More suspected norovirus cases have appeared at Dunstan Hospital, Clyde, but no new cases of an antibiotic-resistant strain of bacteria, which showed up earlier this month at Dunedin Hospital, have turned up in tests results so far.

Special infection control measures remain in place at both hospitals.

In Clyde, two more staff and one patient are thought to have contracted norovirus.

On Tuesday, nine patients and 12 staff with the virus were experiencing symptoms including vomiting, diarrhoea, nausea, and abdominal cramps.

Nursing services manager Debi Lawry said an elderly patient was admitted to the ward housing affected patients yesterday, which remains closed to all visitors.

The two additional staff who were also experiencing symptoms will be off work until at least 48 hours after their sickness has cleared.

Ms Lawry said the hospital had hoped to relax its outbreak control measures yesterday after no-one appeared to have contracted the virus on Wednesday.

Despite the suspected norovirus being highly contagious, she said it had a short life and generally people affected by it cleared of their symptoms within one or two days.

Tests of the virus are being studied to confirm whether it is norovirus.

Any necessary admissions to the hospital are being dealt with in a specially cordoned off area and staff are wearing gowns, gloves, and masks.

Ms Lawry said with a bit of luck the virus outbreak had reached its peak and control measures could be reviewed over the weekend.

"We hope that no-one else comes in with symptoms because each time that happens it puts us back into a position where we have to wait out another 24 hours," she said.

In Dunedin Hospital no further cases of the antibiotic-resistant strain of bacteria which has stopped new patients being admitted to Ward 8B showed up in test results received yesterday, but a third of the results are yet to come.

Earlier this month, a Dunedin man transferred from the ward to a rest-home tested positive for methicillin-resistant staphylococcus aureus (MRSA).
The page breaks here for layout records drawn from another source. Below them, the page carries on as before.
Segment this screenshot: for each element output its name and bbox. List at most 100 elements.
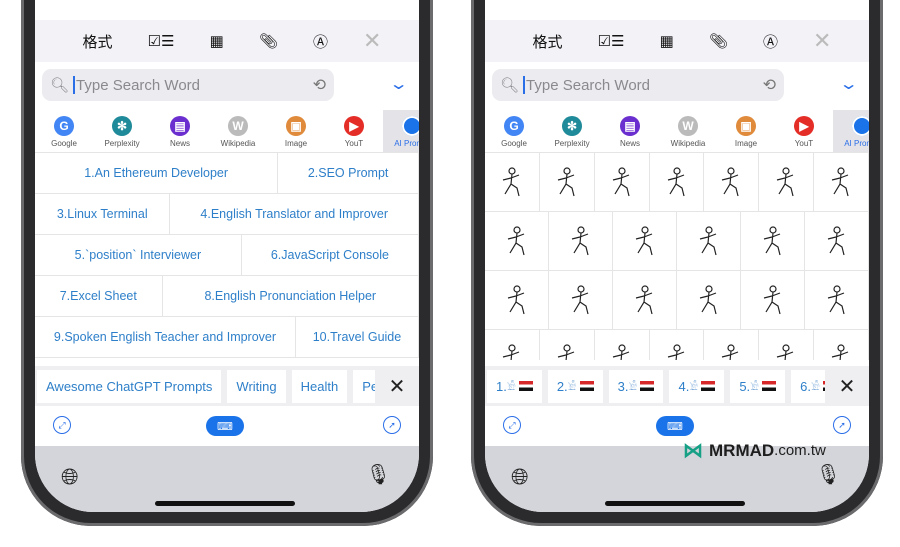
source-wikipedia[interactable]: W Wikipedia: [659, 110, 717, 152]
hieroglyph-item[interactable]: [677, 271, 741, 329]
hieroglyph-item[interactable]: [677, 212, 741, 270]
prompt-item[interactable]: 2.SEO Prompt: [278, 153, 419, 193]
pen-markup-icon[interactable]: Ⓐ: [763, 31, 778, 52]
hieroglyph-item[interactable]: [549, 212, 613, 270]
hieroglyph-item[interactable]: [814, 153, 869, 211]
tag-item[interactable]: 5. 𓀀: [730, 369, 786, 403]
source-news[interactable]: ▤ News: [151, 110, 209, 152]
tag-item[interactable]: Writing: [227, 369, 286, 403]
source-google[interactable]: G Google: [35, 110, 93, 152]
hieroglyph-item[interactable]: [759, 153, 815, 211]
prompt-item[interactable]: 8.English Pronunciation Helper: [163, 276, 419, 316]
text-caret: [523, 76, 526, 94]
table-icon[interactable]: ▦: [660, 32, 674, 50]
source-ai-prompt[interactable]: AI Prompt: [383, 110, 419, 152]
checklist-icon[interactable]: ☑☰: [598, 32, 625, 50]
prompt-item[interactable]: 1.An Ethereum Developer: [35, 153, 279, 193]
expand-icon[interactable]: ⤢: [503, 416, 521, 434]
source-perplexity[interactable]: ✻ Perplexity: [93, 110, 151, 152]
globe-icon[interactable]: 🌐︎: [511, 464, 529, 490]
tag-item[interactable]: 2. 𓀀: [547, 369, 603, 403]
tag-item[interactable]: 4. 𓀀: [669, 369, 725, 403]
hieroglyph-item[interactable]: [540, 330, 595, 360]
source-image[interactable]: ▣ Image: [267, 110, 325, 152]
hieroglyph-glyph: 𓀀: [628, 382, 638, 393]
checklist-icon[interactable]: ☑☰: [148, 32, 175, 50]
microphone-icon[interactable]: 🎙︎: [366, 462, 391, 487]
format-button[interactable]: 格式: [533, 31, 563, 52]
prompt-item[interactable]: 6.JavaScript Console: [242, 235, 419, 275]
expand-icon[interactable]: ⤢: [53, 416, 71, 434]
tag-item[interactable]: 3. 𓀀: [608, 369, 664, 403]
source-google[interactable]: G Google: [485, 110, 543, 152]
hieroglyph-item[interactable]: [613, 271, 677, 329]
tag-bar: Awesome ChatGPT PromptsWritingHealthPers…: [35, 366, 419, 406]
source-news[interactable]: ▤ News: [601, 110, 659, 152]
chevron-down-icon[interactable]: ⌄: [838, 74, 858, 94]
source-label: AI Prompt: [394, 139, 419, 148]
tag-number: 2.: [556, 378, 568, 394]
search-input[interactable]: 🔍︎ Type Search Word ⟲: [42, 69, 334, 101]
hieroglyph-item[interactable]: [805, 212, 869, 270]
hieroglyph-glyph: 𓀀: [567, 382, 577, 393]
perplexity-icon: ✻: [112, 116, 132, 136]
pen-markup-icon[interactable]: Ⓐ: [313, 31, 328, 52]
close-tags-icon[interactable]: ✕: [375, 366, 419, 406]
hieroglyph-item[interactable]: [650, 153, 705, 211]
prompt-item[interactable]: 10.Travel Guide: [296, 317, 419, 357]
keyboard-toggle-button[interactable]: ⌨: [206, 416, 244, 436]
chevron-down-icon[interactable]: ⌄: [388, 74, 408, 94]
content-grid: [485, 153, 869, 360]
close-icon[interactable]: ✕: [813, 28, 831, 54]
hieroglyph-item[interactable]: [485, 271, 549, 329]
hieroglyph-item[interactable]: [704, 330, 760, 360]
prompt-item[interactable]: 3.Linux Terminal: [35, 194, 171, 234]
prompt-item[interactable]: 4.English Translator and Improver: [170, 194, 419, 234]
keyboard-toggle-button[interactable]: ⌨: [656, 416, 694, 436]
google-icon: G: [54, 116, 74, 136]
close-icon[interactable]: ✕: [363, 28, 381, 54]
tag-item[interactable]: 1. 𓀀: [487, 369, 542, 403]
hieroglyph-item[interactable]: [485, 212, 549, 270]
egypt-flag-icon: [762, 381, 777, 391]
source-wikipedia[interactable]: W Wikipedia: [209, 110, 267, 152]
source-yout[interactable]: ▶ YouT: [325, 110, 383, 152]
compass-icon[interactable]: ➚: [833, 416, 851, 434]
hieroglyph-item[interactable]: [741, 271, 805, 329]
paperclip-icon[interactable]: 📎︎: [259, 32, 278, 50]
hieroglyph-item[interactable]: [540, 153, 595, 211]
prompt-item[interactable]: 5.`position` Interviewer: [35, 235, 242, 275]
hieroglyph-item[interactable]: [759, 330, 815, 360]
source-perplexity[interactable]: ✻ Perplexity: [543, 110, 601, 152]
source-image[interactable]: ▣ Image: [717, 110, 775, 152]
source-yout[interactable]: ▶ YouT: [775, 110, 833, 152]
hieroglyph-item[interactable]: [650, 330, 705, 360]
hieroglyph-item[interactable]: [704, 153, 760, 211]
history-icon[interactable]: ⟲: [763, 75, 776, 95]
table-icon[interactable]: ▦: [210, 32, 224, 50]
close-tags-icon[interactable]: ✕: [825, 366, 869, 406]
hieroglyph-item[interactable]: [595, 153, 650, 211]
source-ai-prompt[interactable]: AI Prompt: [833, 110, 869, 152]
globe-icon[interactable]: 🌐︎: [61, 464, 79, 490]
prompt-item[interactable]: 9.Spoken English Teacher and Improver: [35, 317, 296, 357]
hieroglyph-item[interactable]: [549, 271, 613, 329]
hieroglyph-item[interactable]: [814, 330, 869, 360]
history-icon[interactable]: ⟲: [313, 75, 326, 95]
compass-icon[interactable]: ➚: [383, 416, 401, 434]
tag-item[interactable]: Health: [291, 369, 348, 403]
hieroglyph-item[interactable]: [805, 271, 869, 329]
microphone-icon[interactable]: 🎙︎: [816, 462, 841, 487]
format-button[interactable]: 格式: [83, 31, 113, 52]
hieroglyph-item[interactable]: [485, 153, 540, 211]
source-label: AI Prompt: [844, 139, 869, 148]
prompt-item[interactable]: 7.Excel Sheet: [35, 276, 163, 316]
tag-item[interactable]: Awesome ChatGPT Prompts: [37, 369, 222, 403]
hieroglyph-item[interactable]: [485, 330, 540, 360]
hieroglyph-item[interactable]: [613, 212, 677, 270]
search-input[interactable]: 🔍︎ Type Search Word ⟲: [492, 69, 784, 101]
hieroglyph-item[interactable]: [741, 212, 805, 270]
paperclip-icon[interactable]: 📎︎: [709, 32, 728, 50]
source-label: Perplexity: [554, 139, 590, 148]
hieroglyph-item[interactable]: [595, 330, 650, 360]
Further tests showed up another patient and three nurses.

None of these people have symptoms.

The patient is being kept in isolation and the three nurses have been transferred to duties which do not involve patient contact while they receive treatment to clear them of MRSA.

Dunedin Hospital Infection Prevention and Control charge nurse manager Jo Stodart said more than 150 staff and patients associated with the ward had been tested.

It took five days to get a result back.

The ward remained closed to new admissions.

Visitors are still allowed to visit patients in Ward 8B but are being asked to take extra hygiene precautions.

Hand-washing stations with anti-microbial hand gels have been placed at the entrance to the ward for both visitors and staff to use.

Mrs Stodart said the decision to close the ward to new admissions was under constant review.

There were 11 patients in the internal medicine ward and those who would have been admitted there were going to other wards.